Author: Jan Scholten
English: waterbears; Moss piglets.
Zoology: small, 1 mm, water-dwelling, segmented micro-animals with eight legs; they are polyextremophiles; extremophile is an organism that can thrive in a physically or geochemically extreme condition, temperatures from just above absolute zero to above the boiling point of water, pressures about 6 times stronger than pressures found in the deepest ocean trenches, ionizing radiation at doses hundreds of times higher than the lethal dose for a person, and the vacuum of outer space; they can go without food or water for more than 10 years, drying out to the point where they are 3% or less water; prevalent in moss and lichen and feed on plant cells, algae, and small invertebrates; 500 species.

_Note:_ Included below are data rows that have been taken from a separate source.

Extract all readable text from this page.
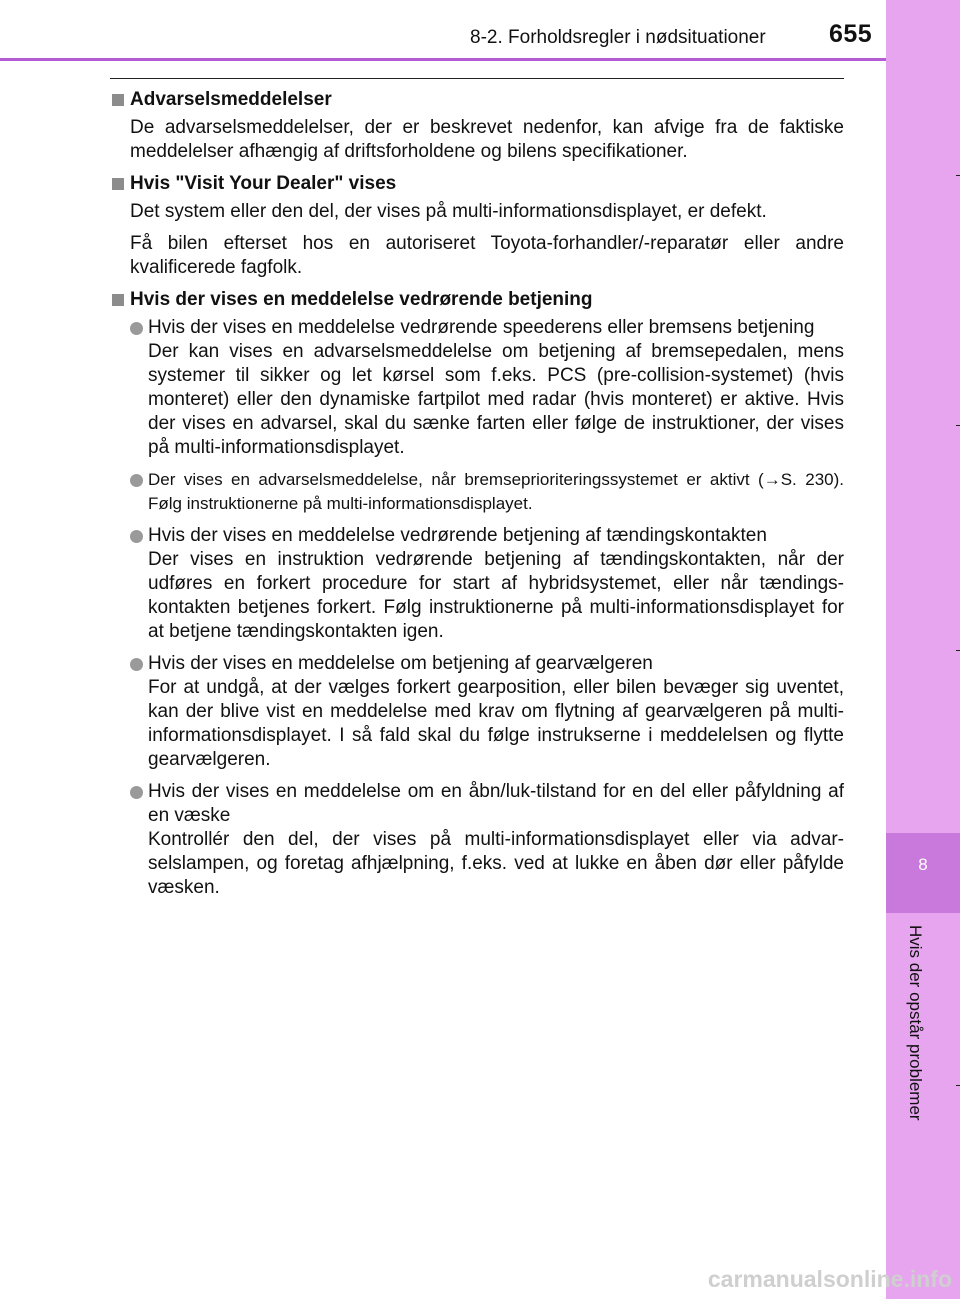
8-2. Forholdsregler i nødsituationer	655
8
Hvis der opstår problemer
Advarselsmeddelelser
De advarselsmeddelelser, der er beskrevet nedenfor, kan afvige fra de faktiske meddelelser afhængig af driftsforholdene og bilens specifikationer.
Hvis "Visit Your Dealer" vises
Det system eller den del, der vises på multi-informationsdisplayet, er defekt.
Få bilen efterset hos en autoriseret Toyota-forhandler/-reparatør eller andre kvalificerede fagfolk.
Hvis der vises en meddelelse vedrørende betjening
Hvis der vises en meddelelse vedrørende speederens eller bremsens betjening
Der kan vises en advarselsmeddelelse om betjening af bremsepedalen, mens systemer til sikker og let kørsel som f.eks. PCS (pre-collision-systemet) (hvis monteret) eller den dynamiske fartpilot med radar (hvis monteret) er aktive. Hvis der vises en advarsel, skal du sænke farten eller følge de instruktioner, der vises på multi-informationsdisplayet.
Der vises en advarselsmeddelelse, når bremseprioriteringssystemet er aktivt (→S. 230). Følg instruktionerne på multi-informationsdisplayet.
Hvis der vises en meddelelse vedrørende betjening af tændingskontakten
Der vises en instruktion vedrørende betjening af tændingskontakten, når der udføres en forkert procedure for start af hybridsystemet, eller når tændingskontakten betjenes forkert. Følg instruktionerne på multi-informationsdisplayet for at betjene tændingskontakten igen.
Hvis der vises en meddelelse om betjening af gearvælgeren
For at undgå, at der vælges forkert gearposition, eller bilen bevæger sig uventet, kan der blive vist en meddelelse med krav om flytning af gearvælgeren på multi-informationsdisplayet. I så fald skal du følge instrukserne i meddelelsen og flytte gearvælgeren.
Hvis der vises en meddelelse om en åbn/luk-tilstand for en del eller påfyldning af en væske
Kontrollér den del, der vises på multi-informationsdisplayet eller via advarselslampen, og foretag afhjælpning, f.eks. ved at lukke en åben dør eller påfylde væsken.
carmanualsonline.info
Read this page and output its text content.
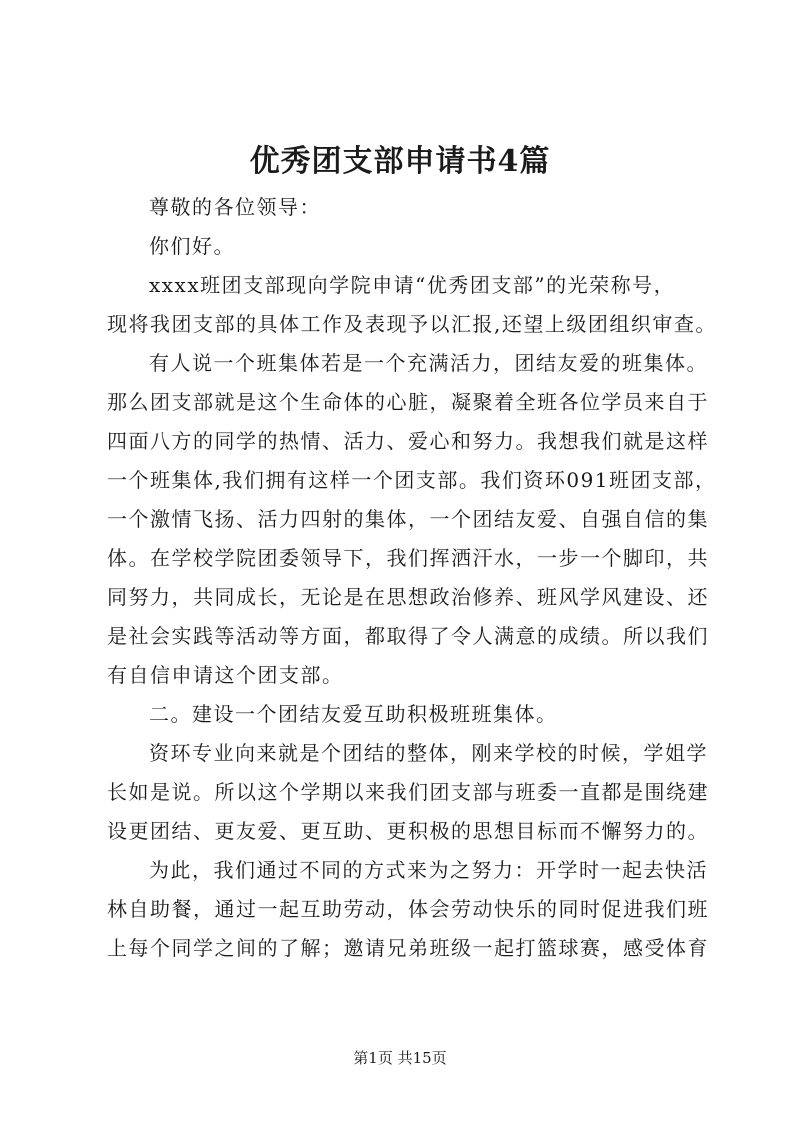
优秀团支部申请书4篇
尊敬的各位领导：
你们好。
xxxx班团支部现向学院申请“优秀团支部”的光荣称号，
现将我团支部的具体工作及表现予以汇报,还望上级团组织审查。
有人说一个班集体若是一个充满活力，团结友爱的班集体。
那么团支部就是这个生命体的心脏，凝聚着全班各位学员来自于
四面八方的同学的热情、活力、爱心和努力。我想我们就是这样
一个班集体,我们拥有这样一个团支部。我们资环091班团支部，
一个激情飞扬、活力四射的集体，一个团结友爱、自强自信的集
体。在学校学院团委领导下，我们挥洒汗水，一步一个脚印，共
同努力，共同成长，无论是在思想政治修养、班风学风建设、还
是社会实践等活动等方面，都取得了令人满意的成绩。所以我们
有自信申请这个团支部。
二。建设一个团结友爱互助积极班班集体。
资环专业向来就是个团结的整体，刚来学校的时候，学姐学
长如是说。所以这个学期以来我们团支部与班委一直都是围绕建
设更团结、更友爱、更互助、更积极的思想目标而不懈努力的。
为此，我们通过不同的方式来为之努力：开学时一起去快活
林自助餐，通过一起互助劳动，体会劳动快乐的同时促进我们班
上每个同学之间的了解；邀请兄弟班级一起打篮球赛，感受体育
第1页 共15页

Tardigrades (commonly known as water bears) form the phylum Tardigrada, part of the superphylum Ecdysozoa. They are microscopic, water-dwelling, segmented animals with eight legs. Tardigrades were first described by Johann August Ephraim Goeze in 1773 (kleiner Wasserbär = little water bear). The name Tardigrada means "slow walker" and was given by Lazzaro Spallanzani in 1777. The name water bear comes from the way they walk, reminiscent of a bear's gait. The biggest adults may reach a body length of 1.5 mm, the smallest below 0.1 mm. Freshly hatched larvae may be smaller than 0.05 mm.
More than 1000 species of tardigrades have been described. Tardigrades occur over the entire world, from the high Himalayas (above 6,000 m), to the deep sea (below 4,000 m) and from the polar regions to the equator.
The most convenient place to find tardigrades is on lichens and mosses. Other environments are dunes, beaches, soil, and marine or freshwater sediments, where they may occur quite frequently (up to 25,000 animals per litre). Tardigrades often can be found by soaking a piece of moss in spring water.
Tardigrades are polyextremophiles and are able to survive in extreme environments that would kill almost any other animal. Some can survive temperatures close to absolute zero, temperatures as high as 151 °C (303 °F), 1,000 times more radiation than other animals such as humans, nearly a decade without water, and even the vacuum of space.